An advanced solar to hydrogen project
UH2 and Universal Kraft are jointly developing a solar to hydrogen project in Portugal.
Location: Vale de Cortiços, Torres Vedras – Portugal
Status: In permitting
The site under development in Torres Vedras, Portugal, will have a hydrogen production with a capacity of 5MW. The project has two viable commercial options, transported by trucks to end users or injected in the natural gas distribution grid.
The development, with an area of 15.7 ha, is estimated to start operation in 2024 with a goal to produce 787 tones of hydrogen, annually. The facility will have the capacity to produce 2157 Kg of hydrogen per day.

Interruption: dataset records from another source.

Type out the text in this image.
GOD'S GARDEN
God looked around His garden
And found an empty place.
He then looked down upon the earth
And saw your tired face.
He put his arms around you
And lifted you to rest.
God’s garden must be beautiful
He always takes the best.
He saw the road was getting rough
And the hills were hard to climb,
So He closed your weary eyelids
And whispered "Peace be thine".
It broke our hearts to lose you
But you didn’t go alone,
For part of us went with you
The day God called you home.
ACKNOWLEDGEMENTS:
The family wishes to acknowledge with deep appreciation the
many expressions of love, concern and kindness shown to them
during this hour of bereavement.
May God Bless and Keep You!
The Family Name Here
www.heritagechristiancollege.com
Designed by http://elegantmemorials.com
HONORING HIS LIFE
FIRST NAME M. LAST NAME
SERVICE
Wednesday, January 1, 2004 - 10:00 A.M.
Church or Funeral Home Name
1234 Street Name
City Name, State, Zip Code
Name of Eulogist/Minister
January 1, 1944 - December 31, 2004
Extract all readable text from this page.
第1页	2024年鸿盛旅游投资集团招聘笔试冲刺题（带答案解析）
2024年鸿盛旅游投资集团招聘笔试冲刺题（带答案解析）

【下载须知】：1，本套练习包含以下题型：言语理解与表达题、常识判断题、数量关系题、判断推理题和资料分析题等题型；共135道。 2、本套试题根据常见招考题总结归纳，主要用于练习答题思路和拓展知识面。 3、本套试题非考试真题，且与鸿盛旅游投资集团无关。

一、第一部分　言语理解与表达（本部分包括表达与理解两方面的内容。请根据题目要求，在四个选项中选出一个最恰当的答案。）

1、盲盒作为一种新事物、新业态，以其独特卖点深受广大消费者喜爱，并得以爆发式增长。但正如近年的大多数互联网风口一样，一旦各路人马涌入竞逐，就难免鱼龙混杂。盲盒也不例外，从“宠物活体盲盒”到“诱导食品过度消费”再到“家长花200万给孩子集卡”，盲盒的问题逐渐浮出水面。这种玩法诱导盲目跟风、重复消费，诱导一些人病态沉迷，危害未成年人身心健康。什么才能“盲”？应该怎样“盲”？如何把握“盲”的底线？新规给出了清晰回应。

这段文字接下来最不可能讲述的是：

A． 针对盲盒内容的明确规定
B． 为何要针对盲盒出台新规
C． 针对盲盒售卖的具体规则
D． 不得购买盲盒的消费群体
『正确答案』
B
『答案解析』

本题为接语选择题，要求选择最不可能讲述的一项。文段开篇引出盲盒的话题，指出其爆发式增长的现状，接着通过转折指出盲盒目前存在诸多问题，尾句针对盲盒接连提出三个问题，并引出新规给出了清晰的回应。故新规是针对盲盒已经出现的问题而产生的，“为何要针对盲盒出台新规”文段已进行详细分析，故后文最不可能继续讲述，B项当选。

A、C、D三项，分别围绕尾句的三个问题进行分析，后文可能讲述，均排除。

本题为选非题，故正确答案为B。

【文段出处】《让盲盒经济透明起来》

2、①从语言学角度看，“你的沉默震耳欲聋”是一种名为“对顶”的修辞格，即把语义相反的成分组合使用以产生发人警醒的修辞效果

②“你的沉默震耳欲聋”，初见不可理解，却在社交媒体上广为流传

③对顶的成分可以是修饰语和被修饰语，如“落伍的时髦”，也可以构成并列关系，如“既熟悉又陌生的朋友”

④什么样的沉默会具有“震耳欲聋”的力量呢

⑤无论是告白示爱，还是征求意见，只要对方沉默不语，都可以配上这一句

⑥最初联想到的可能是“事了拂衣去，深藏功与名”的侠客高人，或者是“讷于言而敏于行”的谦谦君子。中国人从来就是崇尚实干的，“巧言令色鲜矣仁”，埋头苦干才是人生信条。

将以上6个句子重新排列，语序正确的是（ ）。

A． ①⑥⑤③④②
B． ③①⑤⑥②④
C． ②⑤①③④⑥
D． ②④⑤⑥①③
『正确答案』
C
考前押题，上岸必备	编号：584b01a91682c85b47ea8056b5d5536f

To complement the power supply to produce the hydrogen, a solar park is in development with an installed capacity of 5.1 MW resulting in a yearly production of 8,563 MWh.

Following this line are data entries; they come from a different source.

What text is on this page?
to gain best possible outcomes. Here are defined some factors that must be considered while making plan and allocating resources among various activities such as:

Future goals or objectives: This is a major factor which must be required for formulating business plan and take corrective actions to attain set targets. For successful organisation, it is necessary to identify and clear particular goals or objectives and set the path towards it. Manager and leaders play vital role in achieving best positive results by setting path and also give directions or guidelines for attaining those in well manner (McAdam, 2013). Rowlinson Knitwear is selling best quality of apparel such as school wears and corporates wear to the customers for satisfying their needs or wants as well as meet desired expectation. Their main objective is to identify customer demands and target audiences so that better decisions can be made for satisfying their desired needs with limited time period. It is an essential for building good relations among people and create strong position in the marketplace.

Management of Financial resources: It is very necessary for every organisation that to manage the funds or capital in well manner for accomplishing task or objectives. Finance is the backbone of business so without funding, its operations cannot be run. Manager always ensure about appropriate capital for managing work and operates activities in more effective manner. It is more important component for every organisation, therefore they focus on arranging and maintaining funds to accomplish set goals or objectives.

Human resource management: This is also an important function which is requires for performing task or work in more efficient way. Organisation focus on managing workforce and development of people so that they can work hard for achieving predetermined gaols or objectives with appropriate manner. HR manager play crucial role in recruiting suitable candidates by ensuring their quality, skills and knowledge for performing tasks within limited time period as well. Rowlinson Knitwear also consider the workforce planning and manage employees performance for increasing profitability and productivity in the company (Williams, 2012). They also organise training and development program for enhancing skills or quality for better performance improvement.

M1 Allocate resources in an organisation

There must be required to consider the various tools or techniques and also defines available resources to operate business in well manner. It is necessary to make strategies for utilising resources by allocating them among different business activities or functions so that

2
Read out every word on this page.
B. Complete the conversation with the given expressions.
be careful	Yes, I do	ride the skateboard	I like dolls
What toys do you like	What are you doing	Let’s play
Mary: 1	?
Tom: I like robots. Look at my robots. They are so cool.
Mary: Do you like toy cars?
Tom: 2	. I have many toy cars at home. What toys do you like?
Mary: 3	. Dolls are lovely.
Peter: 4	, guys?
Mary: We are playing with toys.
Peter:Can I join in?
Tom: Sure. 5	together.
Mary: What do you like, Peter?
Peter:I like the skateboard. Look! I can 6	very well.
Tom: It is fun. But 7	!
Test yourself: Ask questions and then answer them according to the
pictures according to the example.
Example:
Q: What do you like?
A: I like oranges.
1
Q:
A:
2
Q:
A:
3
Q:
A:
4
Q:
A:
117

By combining the long experience of Universal Kraft’s power development with the hydrogen competence of UH2, solar to hydrogen can model a viable and commercial green value chain. Green hydrogen is currently considered one of the most important forms of renewable energy for a decarbonized future, and can serve as fuel for transportation, industry or domestic use.
The hydrogen production potential in Portugal
Iberian countries, Portugal and Spain, are expected to become a major hub in the future EU’s strategy for hydrogen decarbonization. According to the National Energy and Climate Plans, the Portuguese government is promoting an industrial policy focusing on hydrogen and renewable gases. Policies and measures are planned to coordinate and mobilize public and private investments in renewable hydrogen production, storage, transport and end-use projects.
This focus on hydrogen is based on the favorable conditions to deploy a green hydrogen market, given the possibility to significantly increase the production of renewable electricity, at low cost, while bringing the required flexibility to the electricity system. Hydrogen is a viable alternative to fossil fuels as that it can be produced through electrolysis with no carbon emissions. Using only clean energy and water, an electric current is used to separate water into hydrogen and oxygen.